A philosopher, seeking to synthesize science and mysticism into the oxymoronic “spiritual science,” instigates a theory of education whereby teachers actively “hold students in consciousness” and contemplate inspiring pedagogical texts. The farcical philosophy behind this movement is anthroposophy, which postulates the existence of an objective, intellectually comprehensible spiritual world accessible to direct experience through inner development!

Another philosopher rebels against the “authoritarian” teachers and gives full freedom to students to decide what is to be taught. The philosophy behind this approach is pragmatism, which tries to synthesize scientific thinking with religiosity and older philosophies and is against any theory that has no immediate utility. Student’s social interaction and the practical usefulness of subject matters taught gain prominence in this pedagogy, while the interest of students in abstract subjects like mathematics is dubbed “showing off.”

A psychologist argues that any subject can be taught to any child at any stage of development, and bases his influential educational philosophy on this absurd idea. Students become inquirers charged with the intellectually Herculean task of discovery, while the teacher plays the role of a facilitator. This inquiry-based pedagogy takes away the “shoulders of giants” from under the students’ feet, causing them not to “see further than others” as Isaac Newton so famously did.

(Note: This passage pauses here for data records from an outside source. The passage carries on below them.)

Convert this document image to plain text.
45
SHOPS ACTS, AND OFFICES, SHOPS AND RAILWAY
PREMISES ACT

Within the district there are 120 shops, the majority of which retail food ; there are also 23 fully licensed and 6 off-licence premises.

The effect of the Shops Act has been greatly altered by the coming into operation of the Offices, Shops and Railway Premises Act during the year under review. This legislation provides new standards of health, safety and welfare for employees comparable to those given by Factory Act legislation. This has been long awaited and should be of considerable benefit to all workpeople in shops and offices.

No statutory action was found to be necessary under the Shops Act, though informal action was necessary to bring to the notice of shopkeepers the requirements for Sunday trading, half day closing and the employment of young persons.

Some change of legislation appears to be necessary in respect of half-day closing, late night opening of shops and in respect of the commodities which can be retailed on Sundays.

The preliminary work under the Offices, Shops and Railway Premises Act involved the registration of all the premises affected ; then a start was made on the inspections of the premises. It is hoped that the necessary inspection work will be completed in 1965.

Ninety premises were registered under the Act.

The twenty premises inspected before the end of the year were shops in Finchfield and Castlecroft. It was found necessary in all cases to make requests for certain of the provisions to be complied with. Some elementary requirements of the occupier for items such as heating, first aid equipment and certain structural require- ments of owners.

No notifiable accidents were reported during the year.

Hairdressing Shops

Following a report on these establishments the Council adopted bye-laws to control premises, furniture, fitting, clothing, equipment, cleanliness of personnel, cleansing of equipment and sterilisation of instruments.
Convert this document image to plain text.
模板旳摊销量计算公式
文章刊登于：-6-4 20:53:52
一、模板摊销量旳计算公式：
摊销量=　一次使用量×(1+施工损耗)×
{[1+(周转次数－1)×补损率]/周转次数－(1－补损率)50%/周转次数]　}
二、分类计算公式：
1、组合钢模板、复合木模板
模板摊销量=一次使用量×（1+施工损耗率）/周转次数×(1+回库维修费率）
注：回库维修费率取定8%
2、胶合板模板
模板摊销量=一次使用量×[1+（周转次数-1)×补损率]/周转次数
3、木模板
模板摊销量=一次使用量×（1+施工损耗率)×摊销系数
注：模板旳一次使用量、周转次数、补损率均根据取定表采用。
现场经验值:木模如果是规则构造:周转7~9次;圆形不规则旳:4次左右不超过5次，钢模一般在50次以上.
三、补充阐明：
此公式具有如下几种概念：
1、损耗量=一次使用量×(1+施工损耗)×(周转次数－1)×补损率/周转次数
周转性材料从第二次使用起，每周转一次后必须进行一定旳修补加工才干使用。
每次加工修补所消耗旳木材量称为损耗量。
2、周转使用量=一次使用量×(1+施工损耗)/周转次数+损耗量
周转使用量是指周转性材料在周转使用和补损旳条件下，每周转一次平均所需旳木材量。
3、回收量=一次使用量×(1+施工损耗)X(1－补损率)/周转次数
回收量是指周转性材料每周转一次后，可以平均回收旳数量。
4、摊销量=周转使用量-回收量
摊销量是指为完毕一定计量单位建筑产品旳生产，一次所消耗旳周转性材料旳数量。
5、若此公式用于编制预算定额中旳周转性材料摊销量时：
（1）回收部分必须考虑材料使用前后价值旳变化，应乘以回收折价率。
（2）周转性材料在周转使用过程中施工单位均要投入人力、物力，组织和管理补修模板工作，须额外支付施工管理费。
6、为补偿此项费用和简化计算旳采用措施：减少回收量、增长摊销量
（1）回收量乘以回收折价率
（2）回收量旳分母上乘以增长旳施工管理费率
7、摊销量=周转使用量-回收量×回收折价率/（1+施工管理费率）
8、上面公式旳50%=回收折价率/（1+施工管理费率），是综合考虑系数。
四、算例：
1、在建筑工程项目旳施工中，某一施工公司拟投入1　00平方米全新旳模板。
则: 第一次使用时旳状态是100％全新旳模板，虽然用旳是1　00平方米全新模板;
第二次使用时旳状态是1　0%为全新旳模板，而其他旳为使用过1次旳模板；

Another psychologist defines intelligence essentially as whatever human beings are capable of doing and bases a theory of education on the idea of multiple intelligences. According to this theory there are several categories of intelligence two of which are logical – mathematical and bodily – kinesthetic. Therefore, an American football superstar is as intelligent as a theoretical physics Nobel Laureate. And the inclusion of interpersonal category prompts an author rightfully to write a book about sexual intelligence!

None of these strategies – or countless others that are based on one kind of philosophy or another – has worked. Philosophy is, after all, just a collection of opinions. And opinions are not necessarily true;  even if they are, their truth is transient. Is there any pedagogy that is not based on a philosophy? To answer this question, we have to answer another one. What exactly is education? History can be a helpful guide.

2 thoughts on “The Quintivium”

  1. I always tell my first year chemistry students that the way to get good at doing chemistry problems is to do chemistry problems until they are bleeding from their eyes. Or that if they are having dreams from waking up from a dream that they are doing chemistry problems then they have ALMOST done enough problems.

    However, none of them want to believe me about this and think that it’s going to be just like high school where if they show up they pass the class. None of them seem to realize that there is no requirement that anyone pass the class. I just finished grading finals and have students emailing me about how they should have a higher grade because they tried just as hard as everyone else or that if they don’t get a higher grade then they will be set back a year in their progress. Neither of them apparently thought about any of this from the beginning of the semester. It sometimes makes me wonder if I’ll make it to retirement age in about 15 years. 🙁

    1. To me, any science is a skill, the derogatory word that “educators” use to discourage true learning. And as you correctly observed, to learn a skill, you have to repeat it over and over again. “Educators” look at science and math learning as a “process,” which eliminates the end result and emphasizes attempt: as long as students “try,” they are in the “process” of learning and should be given credit!